Garry Reed's picture

Christopher Bridges, better known as rapper Ludacris, came to Dallas as part of a tax-funded $300 million "Luda on the Block Tour" to "change the perception of African Americans" about the 2010 Census.

His campaign includes talking to people on the street and going door to door to convince them "they have nothing to fear about the census. The information they provide is protected by law and will not be shared with the INS or any other Agency that could cause them harm."

The message, no matter how it's delivered from Census 2010, is always the same: how much tax money a person's community will get from the federal government.

The Ludacris rap to the black community is typical of this approach: “The reality is that if they fill in the form and mail it back, it will help revive their community by improving schools, increasing jobs and job training, health clinics, emergency medical service, fire stations, elder care and more."

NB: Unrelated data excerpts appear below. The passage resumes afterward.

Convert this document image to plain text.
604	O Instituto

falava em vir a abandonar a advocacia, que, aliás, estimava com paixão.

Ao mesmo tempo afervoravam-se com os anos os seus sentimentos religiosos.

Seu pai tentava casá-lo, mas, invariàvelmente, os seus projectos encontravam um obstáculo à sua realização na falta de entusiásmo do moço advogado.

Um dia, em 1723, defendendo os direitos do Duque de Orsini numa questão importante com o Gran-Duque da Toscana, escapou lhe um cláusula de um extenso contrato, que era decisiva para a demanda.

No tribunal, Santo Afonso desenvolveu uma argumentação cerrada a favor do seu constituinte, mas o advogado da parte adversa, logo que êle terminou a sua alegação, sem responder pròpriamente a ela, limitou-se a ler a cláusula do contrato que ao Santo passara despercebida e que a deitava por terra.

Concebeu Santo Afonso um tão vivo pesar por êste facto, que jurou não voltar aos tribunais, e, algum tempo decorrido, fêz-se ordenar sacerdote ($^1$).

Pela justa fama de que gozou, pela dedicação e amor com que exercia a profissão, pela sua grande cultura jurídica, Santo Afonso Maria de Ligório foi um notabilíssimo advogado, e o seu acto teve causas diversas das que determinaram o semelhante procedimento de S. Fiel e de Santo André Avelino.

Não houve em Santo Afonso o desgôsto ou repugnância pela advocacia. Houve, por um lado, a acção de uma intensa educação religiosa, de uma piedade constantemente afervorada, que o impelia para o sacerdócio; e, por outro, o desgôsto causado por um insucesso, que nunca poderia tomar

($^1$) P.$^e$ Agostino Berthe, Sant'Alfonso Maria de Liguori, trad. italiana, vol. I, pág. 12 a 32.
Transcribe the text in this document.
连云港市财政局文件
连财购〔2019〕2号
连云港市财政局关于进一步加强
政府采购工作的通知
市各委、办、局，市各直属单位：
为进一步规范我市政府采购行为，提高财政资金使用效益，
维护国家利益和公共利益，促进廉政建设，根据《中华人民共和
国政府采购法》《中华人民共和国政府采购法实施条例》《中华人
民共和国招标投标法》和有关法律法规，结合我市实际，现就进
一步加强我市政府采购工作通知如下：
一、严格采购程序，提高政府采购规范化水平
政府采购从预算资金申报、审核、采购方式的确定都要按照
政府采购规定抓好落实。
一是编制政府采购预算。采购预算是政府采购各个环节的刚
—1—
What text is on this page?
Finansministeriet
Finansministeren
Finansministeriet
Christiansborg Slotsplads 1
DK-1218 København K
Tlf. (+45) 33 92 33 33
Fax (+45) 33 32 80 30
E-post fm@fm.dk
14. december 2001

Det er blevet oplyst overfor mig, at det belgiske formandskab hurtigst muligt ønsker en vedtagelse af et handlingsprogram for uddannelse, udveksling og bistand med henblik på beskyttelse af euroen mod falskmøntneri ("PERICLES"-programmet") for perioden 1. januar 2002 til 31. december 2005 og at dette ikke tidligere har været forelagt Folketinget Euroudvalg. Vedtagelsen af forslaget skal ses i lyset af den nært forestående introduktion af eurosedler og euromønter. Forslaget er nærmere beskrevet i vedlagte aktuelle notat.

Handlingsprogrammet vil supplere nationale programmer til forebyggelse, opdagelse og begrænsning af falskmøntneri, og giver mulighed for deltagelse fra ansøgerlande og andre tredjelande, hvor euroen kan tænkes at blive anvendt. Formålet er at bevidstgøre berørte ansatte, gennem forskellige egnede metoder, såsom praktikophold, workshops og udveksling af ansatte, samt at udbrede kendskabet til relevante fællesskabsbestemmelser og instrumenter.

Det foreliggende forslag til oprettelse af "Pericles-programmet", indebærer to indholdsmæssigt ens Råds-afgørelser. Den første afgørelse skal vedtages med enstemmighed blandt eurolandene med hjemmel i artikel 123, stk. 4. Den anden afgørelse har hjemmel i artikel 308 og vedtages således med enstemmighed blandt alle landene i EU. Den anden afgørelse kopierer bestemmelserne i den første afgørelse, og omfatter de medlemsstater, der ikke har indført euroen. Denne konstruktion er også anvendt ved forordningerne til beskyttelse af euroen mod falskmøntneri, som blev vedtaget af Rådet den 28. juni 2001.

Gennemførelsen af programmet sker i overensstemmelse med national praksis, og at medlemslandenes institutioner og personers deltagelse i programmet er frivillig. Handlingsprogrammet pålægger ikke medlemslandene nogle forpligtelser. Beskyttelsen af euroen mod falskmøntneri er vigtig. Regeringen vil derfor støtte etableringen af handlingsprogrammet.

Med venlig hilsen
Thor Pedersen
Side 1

Cowboy's linebacker Bradie James joined the Ludacris echo chamber: "It's big, man, for emergency services, education, all kind of stuff."

The Constitutional purpose for the census, enumerating the population to determine how many representatives each state gets to send to Washington, is almost never mentioned.

It's as if the Census Bureau has decided that poor folks and people of color are too ignorant to understand anything beyond government handouts.

But some in the Dallas black community still aren't buying.

Monday, when hip-hop blog Nah Right posted his video, which includes a live push on Dallas radio K104, reader response wasn't kind.

  • "Luda is def catching a check from the Fed for this…he was clearly reading off a script"
  • "luda is a sell out"
  • "hiphop been dead"
  • "I’d love to know how much they gave Luda to do this"
  • "wtf is a community? my house is my community"

Given rapper reps in general, cynics might suspect that Ludacris, rather than being paid by the Fed, is paying off a community service sentence.

Libertarians may be the severest census critics of all (Constitutional issues, political gerrymandering, government overreach, the criminal redistribution of wealth, government database hacking, distrust of government in general) not to mention government's incessant bribery-laced marketing ploy – fill out your forms and we'll dump a load of taxbucks on you.

It's the government, and their census, that's ludicrous.